I check to see that my cell phone is on, just in case Will calls to give me the good news about a visit to the Framingham women’s prison. Tucking the phone back into my tote bag, I check for pad and paper in case I need to take notes. Quarters, in case the copier is one of those ridiculous pay-in-advance numbers. And lipstick, in case Tek is as ruthlessly handsome as I remember.
Then I smile. This visit is all business. Pleasure comes later. I’m driving to the Ca
pe tomorrow night to catch up with Josh, and Penny, and grill lobsters on the beach. My smile of anticipation fades as I imagine another audition in front of my preteen nemesis. I lock the door of my Jeep and step into the present. Story now, Penny-worry later.
I’m walking on tiptoe, trying to prevent my black leather sling-backs from getting chewed up in the too-wide spaces between the bricks on the pathway leading to the entrance of the archives building. I decided to wear jeans, in case it’s dusty or I have to sit on the floor, but I know I look better in higher heels and figured there’s no need to sacrifice style. With a click and a whoosh, the imposing glass doors automatically slide open, then swish closed behind me. A blast of air-conditioned chill replaces the July morning.
A marble-topped counter, waist high, stretches the width of the lobby. An ungainly metal detector, stuck in like an afterthought, blocks the entrance to the rest of the building. Behind the desk, a massive painted mural extends floor to ceiling, someone’s garishly outsize and perspective-challenged take on local history. Lobster boats, a galloping Paul Revere, the Mayflower and a huge codfish. The committee probably designed that, too.
And there’s Tek. Waiting for me. Black T-shirt, black jeans, his array of security badges around his neck, sunglasses on top of his head.
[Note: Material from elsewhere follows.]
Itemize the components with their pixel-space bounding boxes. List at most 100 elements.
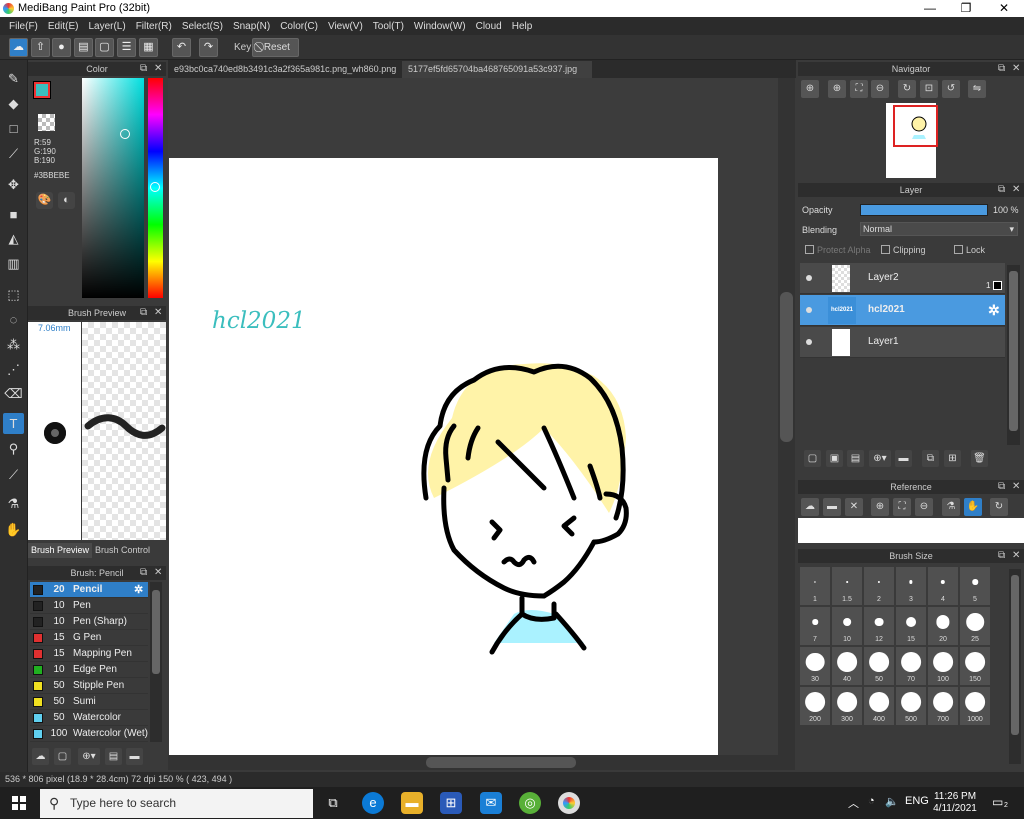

He’s his own silhouette, stark and sleek in front of the color-saturated walls. He’s leaning on the counter, proprietary and serene, oozing ownership.
I give a casual wave, all business, as I walk toward him. I instantly hear my heels echoing through the cavernous lobby, so I go back to my tiptoe technique. The journey to the desk seems to take days. Though I’m keeping my expression upbeat, I’m regretting my shoe choice with every clackety step. Why does this guy make me so self-conscious?